For this year's Nobel prize step forward Provident Financial. Just how effective Provvie has been was writ large by yesterday's results statement: the company was ahead in just about every positive metric you'd want to be ahead in, with its Vanquis Bank the star performer.

Vanquis has succeeded with a business model that is the direct opposite of what did for Northern Rock.

The latter borrowed short to lend long and came unstuck as a result. Vanquis borrows long by tying its savers up so it can lend very short (at very high rates).

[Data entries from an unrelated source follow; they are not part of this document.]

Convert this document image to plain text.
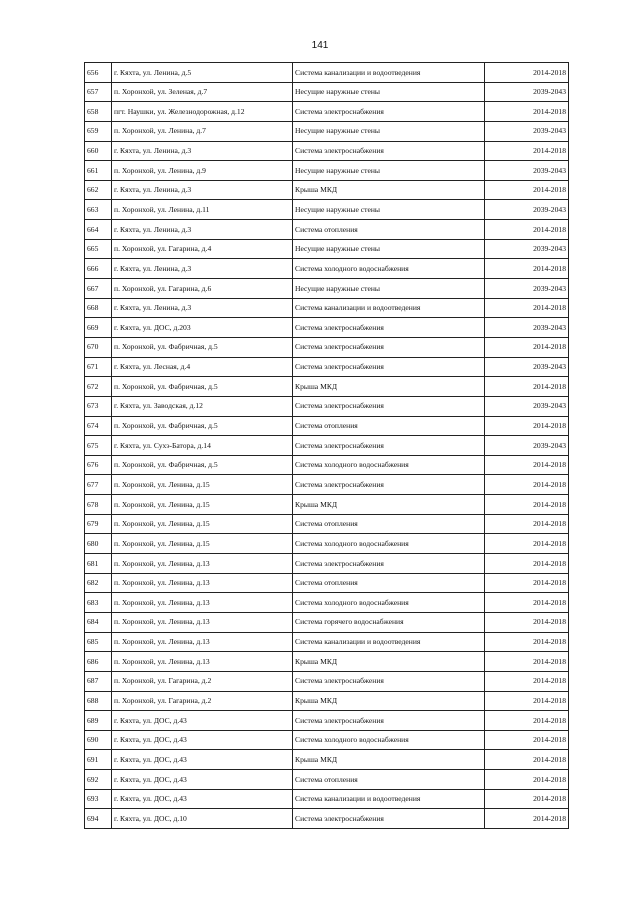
141
656	г. Кяхта, ул. Ленина, д.5	Система канализации и водоотведения	2014-2018
657	п. Хоронхой, ул. Зеленая, д.7	Несущие наружные стены	2039-2043
658	пгт. Наушки, ул. Железнодорожная, д.12	Система электроснабжения	2014-2018
659	п. Хоронхой, ул. Ленина, д.7	Несущие наружные стены	2039-2043
660	г. Кяхта, ул. Ленина, д.3	Система электроснабжения	2014-2018
661	п. Хоронхой, ул. Ленина, д.9	Несущие наружные стены	2039-2043
662	г. Кяхта, ул. Ленина, д.3	Крыша МКД	2014-2018
663	п. Хоронхой, ул. Ленина, д.11	Несущие наружные стены	2039-2043
664	г. Кяхта, ул. Ленина, д.3	Система отопления	2014-2018
665	п. Хоронхой, ул. Гагарина, д.4	Несущие наружные стены	2039-2043
666	г. Кяхта, ул. Ленина, д.3	Система холодного водоснабжения	2014-2018
667	п. Хоронхой, ул. Гагарина, д.6	Несущие наружные стены	2039-2043
668	г. Кяхта, ул. Ленина, д.3	Система канализации и водоотведения	2014-2018
669	г. Кяхта, ул. ДОС, д.203	Система электроснабжения	2039-2043
670	п. Хоронхой, ул. Фабричная, д.5	Система электроснабжения	2014-2018
671	г. Кяхта, ул. Лесная, д.4	Система электроснабжения	2039-2043
672	п. Хоронхой, ул. Фабричная, д.5	Крыша МКД	2014-2018
673	г. Кяхта, ул. Заводская, д.12	Система электроснабжения	2039-2043
674	п. Хоронхой, ул. Фабричная, д.5	Система отопления	2014-2018
675	г. Кяхта, ул. Сухэ-Батора, д.14	Система электроснабжения	2039-2043
676	п. Хоронхой, ул. Фабричная, д.5	Система холодного водоснабжения	2014-2018
677	п. Хоронхой, ул. Ленина, д.15	Система электроснабжения	2014-2018
678	п. Хоронхой, ул. Ленина, д.15	Крыша МКД	2014-2018
679	п. Хоронхой, ул. Ленина, д.15	Система отопления	2014-2018
680	п. Хоронхой, ул. Ленина, д.15	Система холодного водоснабжения	2014-2018
681	п. Хоронхой, ул. Ленина, д.13	Система электроснабжения	2014-2018
682	п. Хоронхой, ул. Ленина, д.13	Система отопления	2014-2018
683	п. Хоронхой, ул. Ленина, д.13	Система холодного водоснабжения	2014-2018
684	п. Хоронхой, ул. Ленина, д.13	Система горячего водоснабжения	2014-2018
685	п. Хоронхой, ул. Ленина, д.13	Система канализации и водоотведения	2014-2018
686	п. Хоронхой, ул. Ленина, д.13	Крыша МКД	2014-2018
687	п. Хоронхой, ул. Гагарина, д.2	Система электроснабжения	2014-2018
688	п. Хоронхой, ул. Гагарина, д.2	Крыша МКД	2014-2018
689	г. Кяхта, ул. ДОС, д.43	Система электроснабжения	2014-2018
690	г. Кяхта, ул. ДОС, д.43	Система холодного водоснабжения	2014-2018
691	г. Кяхта, ул. ДОС, д.43	Крыша МКД	2014-2018
692	г. Кяхта, ул. ДОС, д.43	Система отопления	2014-2018
693	г. Кяхта, ул. ДОС, д.43	Система канализации и водоотведения	2014-2018
694	г. Кяхта, ул. ДОС, д.10	Система электроснабжения	2014-2018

If you're in the happy position of having £1,000 or more to invest and are willing to commit to keeping your hands off it for between one and five years, Vanquis will offer you up to 4.5 per cent, a rate you probably won't have seen since before the financial crisis.

Provvie can use the money thus raised to lend at rates that are somewhat higher, in excess of 400 per cent for some products, to people in a very unhappy position. The formula is proving to be phenomenally successful as the banks have withdrawn from large parts of the market: Provvie now boasts 2.5 million customers.

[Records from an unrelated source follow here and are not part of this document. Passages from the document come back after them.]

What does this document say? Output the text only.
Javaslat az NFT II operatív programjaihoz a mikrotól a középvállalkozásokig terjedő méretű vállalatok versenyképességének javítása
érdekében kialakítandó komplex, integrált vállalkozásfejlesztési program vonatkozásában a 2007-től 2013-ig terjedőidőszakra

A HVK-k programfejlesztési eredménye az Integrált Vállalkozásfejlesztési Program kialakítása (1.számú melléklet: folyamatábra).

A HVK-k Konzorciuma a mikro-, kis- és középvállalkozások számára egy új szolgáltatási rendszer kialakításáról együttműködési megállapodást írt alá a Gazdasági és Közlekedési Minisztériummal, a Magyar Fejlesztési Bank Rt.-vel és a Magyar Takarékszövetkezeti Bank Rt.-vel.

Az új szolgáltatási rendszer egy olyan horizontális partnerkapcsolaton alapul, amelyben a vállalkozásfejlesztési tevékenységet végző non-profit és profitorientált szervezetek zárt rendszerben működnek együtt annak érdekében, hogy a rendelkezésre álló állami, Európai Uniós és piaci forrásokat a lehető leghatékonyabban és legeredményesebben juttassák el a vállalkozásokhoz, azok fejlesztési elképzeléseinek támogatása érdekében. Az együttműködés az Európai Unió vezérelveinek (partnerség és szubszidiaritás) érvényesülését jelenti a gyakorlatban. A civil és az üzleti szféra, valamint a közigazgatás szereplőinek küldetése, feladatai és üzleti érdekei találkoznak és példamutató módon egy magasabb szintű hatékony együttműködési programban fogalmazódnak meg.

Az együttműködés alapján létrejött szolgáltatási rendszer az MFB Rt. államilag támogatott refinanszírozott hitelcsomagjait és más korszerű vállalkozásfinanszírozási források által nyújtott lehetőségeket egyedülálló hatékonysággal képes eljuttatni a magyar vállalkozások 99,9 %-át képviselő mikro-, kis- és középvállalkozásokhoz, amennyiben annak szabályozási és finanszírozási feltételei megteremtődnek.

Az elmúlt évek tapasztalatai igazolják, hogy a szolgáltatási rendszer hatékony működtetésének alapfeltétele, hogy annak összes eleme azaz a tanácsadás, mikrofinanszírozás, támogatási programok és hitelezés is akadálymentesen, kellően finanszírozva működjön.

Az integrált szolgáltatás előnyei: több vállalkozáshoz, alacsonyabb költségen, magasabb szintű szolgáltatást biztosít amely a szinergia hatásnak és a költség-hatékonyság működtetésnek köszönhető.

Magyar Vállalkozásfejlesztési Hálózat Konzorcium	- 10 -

It's probably worth pointing out now that Provvie is actually starting to attain an (undeserved) aura of respectability, largely because its rivals are so awful.

Incredibly, Vanquis' website was even touting a story from trade journal Money Management on a credit union calling for an interest rate cap on payday loans, where annual equivalent interest rates can exceed 1,000 per cent.

See, the Sheriff's not such a bad guy! It's Guy of Gisborne and his men who are the real thugs.

The Office of Fair Trading (OFT) – which has blasted Provvie for excess profits from its hard-up clientele – says so too. It is investigating the payday loans sector. Such an inquiry doesn't go far enough.

An interest rate cap is anathema to the OFT's economists, but given the weak position of people who approach Provvie and its ilk for credit (often desperate enough to pay whatever is demanded), it is time they gave it serious consideration. For the whole sub-prime sector, not just payday loans.

Until, it does, Provvie is set fair for the biggest party Nottingham Castle's ever seen. It had some difficult times a few years back, but the business has since been restructured. It's now fighting fit and the Sheriff couldn't be prouder.

Really, Provvie ought to use him in its ads. Like pawnbrokers H&T and Albermarle & Bond, and its internet rival Wonga, Provident, fuelled by Vanquis, has become a bona fide British success story. A depressing sign of the times.